Through it all the camera continues to click, picture after picture, until finally he calls a break and I end up back in the dressing room getting my hair and makeup redone. This time I’m in a beautiful, vintage, black and white Dior dress with an asymmetrical collar, puffy sleeves that go to my elbow and a thick, black patent leather belt that accentuates my waist. Black gloves and red shoes for a “pop of color” complete the outfit, as does the wide brimmed hat the stylist sticks on my head at the last minute.
They want to photograph this look with me walking up and down the rows of my father’s perfectly landscaped English garden. It was his pride and joy when he was alive and since his death several years ago, my mother and I have made it a point to keep it up. I’m not sure why I bother since it’s one of my least favorite places on the estate, but it’s what he would have wanted so…
Halfway through our time outside, Marc has one of his assistants find me pruning shears and then tells me to go crazy. I know Miguel, my gardener, will kill me if I mess up his plants, but once I cut off the first hibiscus blossom, I’m a little bit of a woman possessed. I start hacking away, cutting a couple flowers of each variety, including the very rare verbascums, and leave them strewn on the path like breadcrumbs for Hansel and Gretel to find.
As I do, I can’t help wishing that they’d been there all those years ago. My younger self could have used them.
We move from the garden to the pool, where I’m in a vintage polka dotted two-piece with a matching towel and beach ball à la Gidget.
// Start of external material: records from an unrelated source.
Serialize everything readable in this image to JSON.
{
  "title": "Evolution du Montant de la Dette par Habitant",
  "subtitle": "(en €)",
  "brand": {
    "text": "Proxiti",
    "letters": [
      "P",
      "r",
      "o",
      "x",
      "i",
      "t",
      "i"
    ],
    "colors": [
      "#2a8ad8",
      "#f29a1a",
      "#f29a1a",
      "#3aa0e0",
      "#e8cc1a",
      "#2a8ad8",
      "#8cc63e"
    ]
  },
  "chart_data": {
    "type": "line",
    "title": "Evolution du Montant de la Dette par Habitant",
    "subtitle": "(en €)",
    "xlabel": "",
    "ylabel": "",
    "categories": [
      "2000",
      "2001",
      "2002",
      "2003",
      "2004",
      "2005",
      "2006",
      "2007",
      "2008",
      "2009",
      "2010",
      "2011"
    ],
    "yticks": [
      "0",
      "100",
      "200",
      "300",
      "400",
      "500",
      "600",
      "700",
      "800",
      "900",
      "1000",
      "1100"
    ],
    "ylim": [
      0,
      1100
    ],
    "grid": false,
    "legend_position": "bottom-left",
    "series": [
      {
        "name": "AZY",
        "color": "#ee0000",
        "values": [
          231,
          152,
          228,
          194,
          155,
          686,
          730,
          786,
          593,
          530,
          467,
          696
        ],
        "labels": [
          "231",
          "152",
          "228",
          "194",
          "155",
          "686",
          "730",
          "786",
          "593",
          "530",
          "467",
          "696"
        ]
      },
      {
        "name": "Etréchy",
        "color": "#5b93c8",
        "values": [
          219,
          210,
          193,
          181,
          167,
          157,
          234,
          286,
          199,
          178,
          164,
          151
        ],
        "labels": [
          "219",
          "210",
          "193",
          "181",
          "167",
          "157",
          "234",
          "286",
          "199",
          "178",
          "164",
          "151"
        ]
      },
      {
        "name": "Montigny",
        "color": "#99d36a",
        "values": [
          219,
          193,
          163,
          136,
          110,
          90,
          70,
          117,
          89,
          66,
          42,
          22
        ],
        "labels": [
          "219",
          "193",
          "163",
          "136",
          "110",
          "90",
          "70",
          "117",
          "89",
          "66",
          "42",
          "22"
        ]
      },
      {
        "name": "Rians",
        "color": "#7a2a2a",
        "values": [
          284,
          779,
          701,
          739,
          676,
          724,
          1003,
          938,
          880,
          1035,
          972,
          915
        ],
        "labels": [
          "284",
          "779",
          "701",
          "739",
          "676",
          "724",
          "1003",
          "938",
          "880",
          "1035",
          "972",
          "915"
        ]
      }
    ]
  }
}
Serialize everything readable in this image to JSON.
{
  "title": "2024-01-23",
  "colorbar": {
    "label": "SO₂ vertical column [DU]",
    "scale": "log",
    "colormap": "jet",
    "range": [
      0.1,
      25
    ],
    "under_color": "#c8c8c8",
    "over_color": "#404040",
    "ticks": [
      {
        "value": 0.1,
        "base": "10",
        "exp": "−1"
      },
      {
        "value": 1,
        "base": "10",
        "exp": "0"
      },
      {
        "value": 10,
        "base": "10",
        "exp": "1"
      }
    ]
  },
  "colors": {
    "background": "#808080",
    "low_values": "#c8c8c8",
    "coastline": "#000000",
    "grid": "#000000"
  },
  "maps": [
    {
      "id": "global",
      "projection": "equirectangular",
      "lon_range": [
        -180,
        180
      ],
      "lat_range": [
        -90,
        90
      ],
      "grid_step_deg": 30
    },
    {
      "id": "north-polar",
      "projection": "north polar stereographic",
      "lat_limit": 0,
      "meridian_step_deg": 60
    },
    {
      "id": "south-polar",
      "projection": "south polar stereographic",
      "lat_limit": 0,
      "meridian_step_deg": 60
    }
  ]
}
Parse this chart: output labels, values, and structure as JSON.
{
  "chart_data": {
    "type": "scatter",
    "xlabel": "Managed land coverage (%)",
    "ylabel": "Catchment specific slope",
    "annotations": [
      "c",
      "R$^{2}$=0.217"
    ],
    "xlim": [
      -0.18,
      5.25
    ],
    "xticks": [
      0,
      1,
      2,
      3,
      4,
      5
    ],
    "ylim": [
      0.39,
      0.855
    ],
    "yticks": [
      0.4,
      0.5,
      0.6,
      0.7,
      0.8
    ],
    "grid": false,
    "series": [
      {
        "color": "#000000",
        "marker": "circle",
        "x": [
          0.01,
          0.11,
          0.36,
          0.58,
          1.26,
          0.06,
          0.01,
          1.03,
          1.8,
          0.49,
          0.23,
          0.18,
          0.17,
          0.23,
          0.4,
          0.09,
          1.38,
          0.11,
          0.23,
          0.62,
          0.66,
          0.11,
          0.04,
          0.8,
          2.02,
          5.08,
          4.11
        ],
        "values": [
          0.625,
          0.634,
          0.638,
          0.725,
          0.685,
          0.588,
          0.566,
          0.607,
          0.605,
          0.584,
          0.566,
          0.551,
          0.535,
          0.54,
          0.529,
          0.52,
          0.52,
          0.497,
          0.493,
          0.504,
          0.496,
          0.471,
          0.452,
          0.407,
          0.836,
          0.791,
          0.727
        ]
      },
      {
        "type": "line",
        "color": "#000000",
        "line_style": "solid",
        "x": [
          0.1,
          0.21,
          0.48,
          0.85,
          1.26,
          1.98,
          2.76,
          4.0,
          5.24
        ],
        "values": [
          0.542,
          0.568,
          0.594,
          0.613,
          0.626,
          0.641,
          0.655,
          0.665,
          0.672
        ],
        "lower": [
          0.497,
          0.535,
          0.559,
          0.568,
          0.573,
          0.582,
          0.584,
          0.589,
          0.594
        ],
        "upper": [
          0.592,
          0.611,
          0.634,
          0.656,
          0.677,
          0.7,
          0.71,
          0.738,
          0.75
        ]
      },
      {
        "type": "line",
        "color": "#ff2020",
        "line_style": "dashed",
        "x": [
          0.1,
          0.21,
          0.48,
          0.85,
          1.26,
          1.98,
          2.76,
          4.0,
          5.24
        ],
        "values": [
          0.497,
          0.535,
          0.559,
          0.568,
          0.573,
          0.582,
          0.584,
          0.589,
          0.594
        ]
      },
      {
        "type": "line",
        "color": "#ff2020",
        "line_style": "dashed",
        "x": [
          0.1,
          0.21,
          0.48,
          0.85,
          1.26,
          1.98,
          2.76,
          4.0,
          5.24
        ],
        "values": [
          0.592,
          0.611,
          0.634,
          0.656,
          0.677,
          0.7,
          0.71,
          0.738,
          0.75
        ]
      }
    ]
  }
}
Then I’m in a red pencil skirt and white blouse in my father’s office—which I haven’t changed at all since he died—playing boss woman with my three thousand dollar shoes kicked up on his desk.
I’m in vintage pedal pushers while I arrange flowers in the kitchen and another Chanel suit—white with elaborate black piping this time—in front of the huge black gate that separates the estate from the people on the street who want to gawk at the movie stars. At me.
At one point Marc shoots me right up against the gate, my gloved hands wrapped around the bars, and I can’t help wondering what it looks like. Can’t help wondering if he’s going for the poor little rich girl vibe, if he’s trying to show just how trapped and isolated it sometimes feels being on this side of the gate.